Your Rights Regarding PHI
You have the following rights regarding PHI we maintain and may exercise these rights by submitting a request in writing at our office.
- RIGHT OF ACCESS TO INSPECT AND COPY: You have the right, which may be restricted only in exceptional circumstances, to inspect and copy PHI that may be used to make decisions about your care. Your right to inspect and copy PHI will be restricted only in those situations in which there is compelling evidence that access would cause serious harm to you. We may charge a reasonable, cost-based fee for copies.
- RIGHT TO AMEND: If you feel your PHI is incorrect or incomplete, you may ask us to amend the information, although we are not required to agree to the amendment.
- RIGHT TO AN ACCOUNTING OF DISCLOSURES: You have the right to request an accounting of the disclosures that we make of your PHI. We may charge you a reasonable fee if you request more than one accounting in any 12-month period.

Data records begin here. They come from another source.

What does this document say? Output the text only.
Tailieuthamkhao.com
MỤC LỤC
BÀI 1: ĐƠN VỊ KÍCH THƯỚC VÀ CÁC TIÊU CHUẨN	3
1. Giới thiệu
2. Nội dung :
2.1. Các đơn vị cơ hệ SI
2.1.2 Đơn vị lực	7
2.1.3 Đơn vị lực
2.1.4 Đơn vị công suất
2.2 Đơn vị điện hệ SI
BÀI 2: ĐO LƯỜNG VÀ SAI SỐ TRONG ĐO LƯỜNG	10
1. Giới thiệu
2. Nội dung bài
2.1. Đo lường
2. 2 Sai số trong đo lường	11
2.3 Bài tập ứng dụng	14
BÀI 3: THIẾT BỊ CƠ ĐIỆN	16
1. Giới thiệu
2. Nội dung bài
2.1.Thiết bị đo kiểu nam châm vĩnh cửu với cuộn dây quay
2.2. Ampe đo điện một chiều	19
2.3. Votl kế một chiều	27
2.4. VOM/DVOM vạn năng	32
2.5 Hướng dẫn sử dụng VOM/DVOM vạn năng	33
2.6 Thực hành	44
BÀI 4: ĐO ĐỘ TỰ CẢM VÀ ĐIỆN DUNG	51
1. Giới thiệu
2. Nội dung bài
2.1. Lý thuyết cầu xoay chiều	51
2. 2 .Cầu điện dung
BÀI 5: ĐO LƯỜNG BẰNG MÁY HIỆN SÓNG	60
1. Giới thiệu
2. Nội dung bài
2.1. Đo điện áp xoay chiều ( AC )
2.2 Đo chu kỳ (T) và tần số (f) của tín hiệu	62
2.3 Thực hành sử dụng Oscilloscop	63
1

- RIGHT TO REQUEST RESTRICTIONS: You have the right to request a restriction on the use or disclosure of your PHI for treatment, payment, or healthcare operations. We are not required to agree to your request.
- RIGHT TO REQUEST CONFIDENTIAL COMMUNICATION: You have the right to request that we communicate with you about medical matters in a certain way or a certain location.

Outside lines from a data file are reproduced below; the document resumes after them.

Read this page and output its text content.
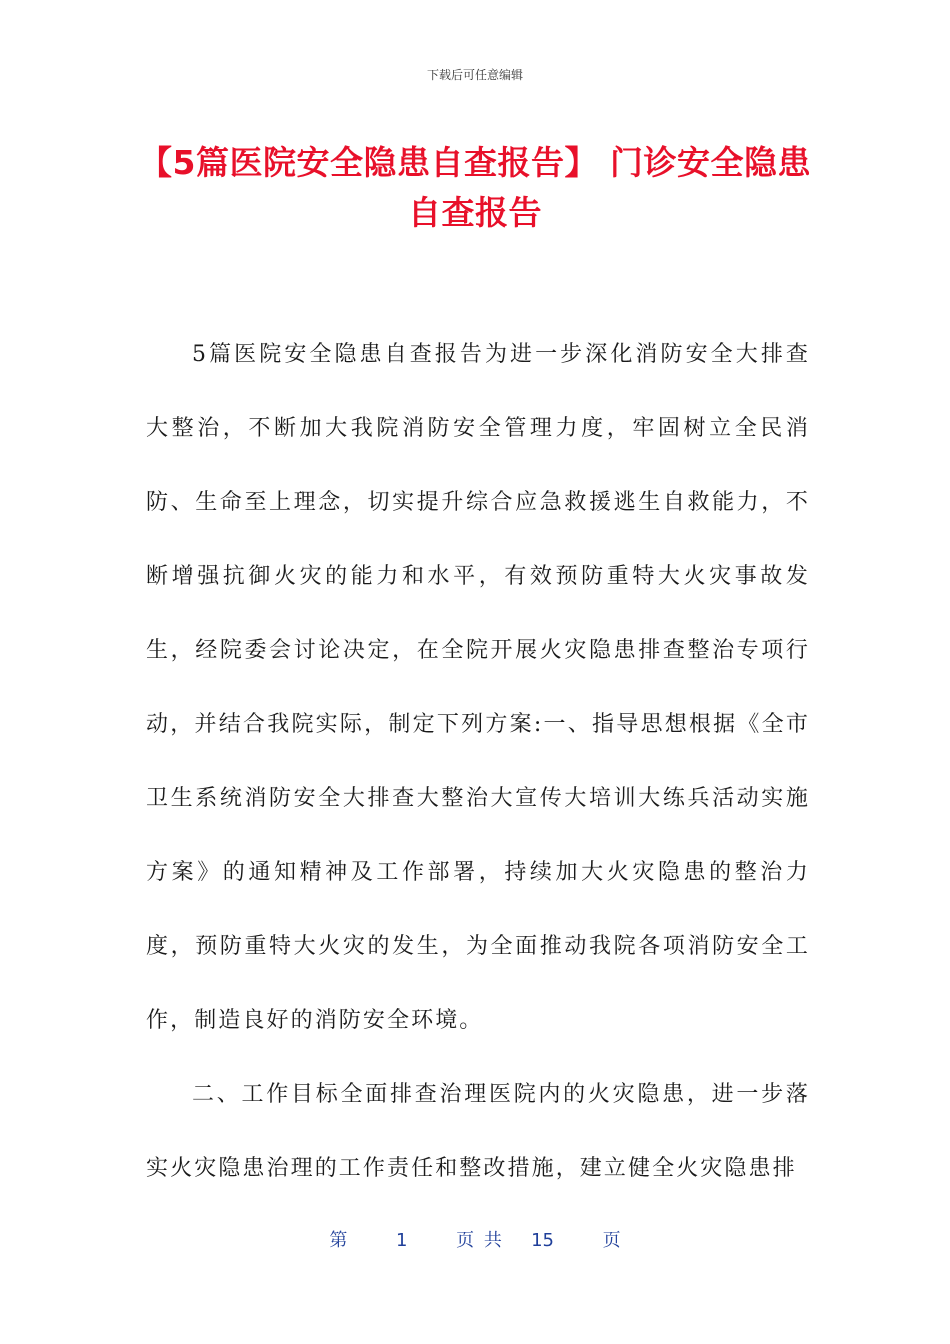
下载后可任意编辑
【5篇医院安全隐患自查报告】 门诊安全隐患自查报告

5篇医院安全隐患自查报告为进一步深化消防安全大排查大整治，不断加大我院消防安全管理力度，牢固树立全民消防、生命至上理念，切实提升综合应急救援逃生自救能力，不断增强抗御火灾的能力和水平，有效预防重特大火灾事故发生，经院委会讨论决定，在全院开展火灾隐患排查整治专项行动，并结合我院实际，制定下列方案:一、指导思想根据《全市卫生系统消防安全大排查大整治大宣传大培训大练兵活动实施方案》的通知精神及工作部署，持续加大火灾隐患的整治力度，预防重特大火灾的发生，为全面推动我院各项消防安全工作，制造良好的消防安全环境。

二、工作目标全面排查治理医院内的火灾隐患，进一步落实火灾隐患治理的工作责任和整改措施，建立健全火灾隐患排

第	1	页 共 15	页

- RIGHT OF A COPY OF THIS NOTICE: You have the right to a copy of this notice. We will provide you with a copy of the revised Notice of Privacy Practices by posting a copy on our website, sending a copy to you in the mail upon request or providing one to you at your next appointment.
- RIGHT TO FILE A COMPLAINT: If you believe we have violated your privacy rights, you have the right to file a complaint in writing or by phone with this office or with the Secretary of Health and Human Services. Our office can provide you with the appropriate physical address, phone, and web address. We will not retaliate against you for filing a complaint.
- FOR TREATMENT: Your PHI may be used and disclosed by those involved in your care to provide, coordinate, or manage your health care treatment and related services. This includes consultation with clinical supervisors or other treatment team members. We may disclose PHI to any other consultant only with your authorization.
- FOR HEALTHCARE OPERATIONS: We may use or disclose, as needed, your PHI to support our business activities including, but not limited to, quality assessment activities, licensing, and conducting or arranging for other business activities. For example, we may share your PHI with third parties that perform various business activities (e.g. typing services) provided we have a written contract with the business that requires it to safeguard the privacy of your PHI. For training and teaching purposes, PHI will be disclosed only with your authorization.
- FOR PAYMENT: We may use and disclose PHI so that we can receive payment for the treatment services provided to you. This will only be done with your authorization, unless it becomes necessary to use collection processes due to lack of payment for services, and even then, we will only disclose the minimum amount of PHI necessary for purposes of collection.
- FOR LEGAL PURPOSES: Under the law, we must make disclosures of your PHI to you upon your request. In addition, we must make disclosures to the Secretary of the Department of Health and Human Services for the purpose of investigating or determining our compliance with the requirements of the Privacy Rule. Furthermore, we must make disclosures of your PHI if required by court order.
- FOR ETHICAL CONSIDERATIONS: Ethical standards permit us to disclose information about you without your authorization in limited situations, such as the mandatory report of suspected child or elder abuse or neglect; government agency audits or investigations; and the need to prevent or lessen the serious and imminent threat to the health or safety of a person(s) (self or other); if information is disclosed to prevent or lessen a serious threat, it will disclosed to a person(s) reasonably able to prevent or lessen the threat, including the target of the threat.
- FOR AUTHORIZATION: Use and disclosures not specifically permitted by applicable law will be made only with your written authorization, which may be revoked. We may use or disclose your information to family member(s) involved in your treatment with your verbal permission.